Now, instead of scheduling a follow-up appointment to review their information—diagnoses, bloodwork, x-ray results, and so on—patients receive that data within hours of leaving the facility.

In the event a patient needs to see a specialist outside the Geisinger network, HealthKit allows them to visually share their Geisinger records instantly, giving practitioners a head start on treatment protocols while eliminating reams of unnecessary paperwork. It is anticipated that this sharing will become electronic once all vendors are on board.

“As more and more systems adopt similar technologies and FHIR protections, there’s going to be a seismic shift in how information is shared,” Kravitz says. “That makes life for the patient a lot easier. But it also empowers them, because they’re a fundamental part of that system.”

But while apps and other patient-facing tools promise to figure heavily into Kravitz’s long-term plans, some bigger, bolder initiatives are also in the works.

On the right path

In 2014, in conjunction with Regeneron Pharmaceuticals, the Geisinger Genomic Medicine Institute launched an initiative to collect and sequence patient DNA from across the Geisinger system. To date, Geisinger has consented over 200,000 patients and has completed exome sequencing and genotyping on nearly 93,000, with the goal of sequencing 250,000 by 2019.

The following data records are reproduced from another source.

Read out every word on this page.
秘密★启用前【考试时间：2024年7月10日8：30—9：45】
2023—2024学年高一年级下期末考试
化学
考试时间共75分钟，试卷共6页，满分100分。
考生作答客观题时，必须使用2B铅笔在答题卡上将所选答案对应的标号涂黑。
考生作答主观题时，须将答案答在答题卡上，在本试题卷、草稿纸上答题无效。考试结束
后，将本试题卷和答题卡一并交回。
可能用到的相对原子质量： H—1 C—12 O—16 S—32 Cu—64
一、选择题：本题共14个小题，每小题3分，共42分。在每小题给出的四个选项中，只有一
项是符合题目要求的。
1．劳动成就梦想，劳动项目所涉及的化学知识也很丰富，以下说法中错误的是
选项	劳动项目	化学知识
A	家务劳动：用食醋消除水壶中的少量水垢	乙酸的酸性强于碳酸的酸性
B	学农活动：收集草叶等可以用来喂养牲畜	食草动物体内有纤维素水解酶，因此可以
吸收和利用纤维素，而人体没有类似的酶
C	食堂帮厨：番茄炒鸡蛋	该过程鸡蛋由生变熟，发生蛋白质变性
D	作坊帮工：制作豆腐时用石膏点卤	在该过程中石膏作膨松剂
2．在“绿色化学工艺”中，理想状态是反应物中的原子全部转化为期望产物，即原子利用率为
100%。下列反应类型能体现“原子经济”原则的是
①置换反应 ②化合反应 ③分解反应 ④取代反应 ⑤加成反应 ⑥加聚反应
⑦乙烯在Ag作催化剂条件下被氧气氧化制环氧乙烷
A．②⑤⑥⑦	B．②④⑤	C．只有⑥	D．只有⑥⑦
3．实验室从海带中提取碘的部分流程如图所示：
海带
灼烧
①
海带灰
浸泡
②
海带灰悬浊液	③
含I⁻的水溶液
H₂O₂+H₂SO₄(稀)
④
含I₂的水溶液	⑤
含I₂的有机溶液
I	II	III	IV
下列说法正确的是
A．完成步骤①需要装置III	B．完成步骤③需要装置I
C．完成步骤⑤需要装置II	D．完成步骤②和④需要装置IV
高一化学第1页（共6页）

By identifying variants in a subset of actionable genes from the patient’s DNA, Geisinger physicians can provide more precise and personalized treatment options, for conditions ranging from early-stage cancers to cardiovascular disease.

Though Kravitz cautions that Geisinger’s genomics program is still in its infancy, if more patients can be sequenced and cross-referenced—made possible by the network’s state-of-the-art EPIC electronic health records system (EHR) and data lake—improvements in care are sure to follow.

In fact, a recent publication in JAMA NetworkOpen, an open-access medical research and commentary organization, identified care gaps for individuals at risk of developing hereditary breast and ovarian cancer—gaps that could be closed using sequencing data from two genes, BRCA1 and BRCA2.

“We’re already seeing lives being saved because of earlier, more effective intervention,” Kravitz says. “We’ve always been very metrics-driven, and it’s heartening to see what’s possible when you have the right systems in place.”

In the right hands

Such strategies include a growing litany of codified “care paths,” driven by the aforementioned EHR. In the past, patients across Geisinger’s network who sought treatment for the same condition—say, bronchitis—might be subject to any number of methods or medications.

John Kravitz – Geisinger Health Toggle Magazine

Now, thanks to data provided by Geisinger’s EHR, physicians use certain inputs—symptoms, medication history, and so on—to trigger specific orders and procedures. In the case of diabetics, for example, a patient who’s gone more than a year without a checkup will automatically be given a series of exams upon their next visit.

The goal, Kravitz says, is to “close as many care gaps as possible” by using data provided by other providers—even those outside the Geisinger system—to provide a more holistic picture of the patient.

The more outcome data that’s collected, the better and more defined those care paths become.

“That’s the beauty of data: when you have what you need, the evidence is strong enough to change our minds about any number of long-held beliefs in patient care,” Kravitz says. “We’re letting the data guide more of what we do, which in turn has helped dramatically improve the doctor-patient relationship.”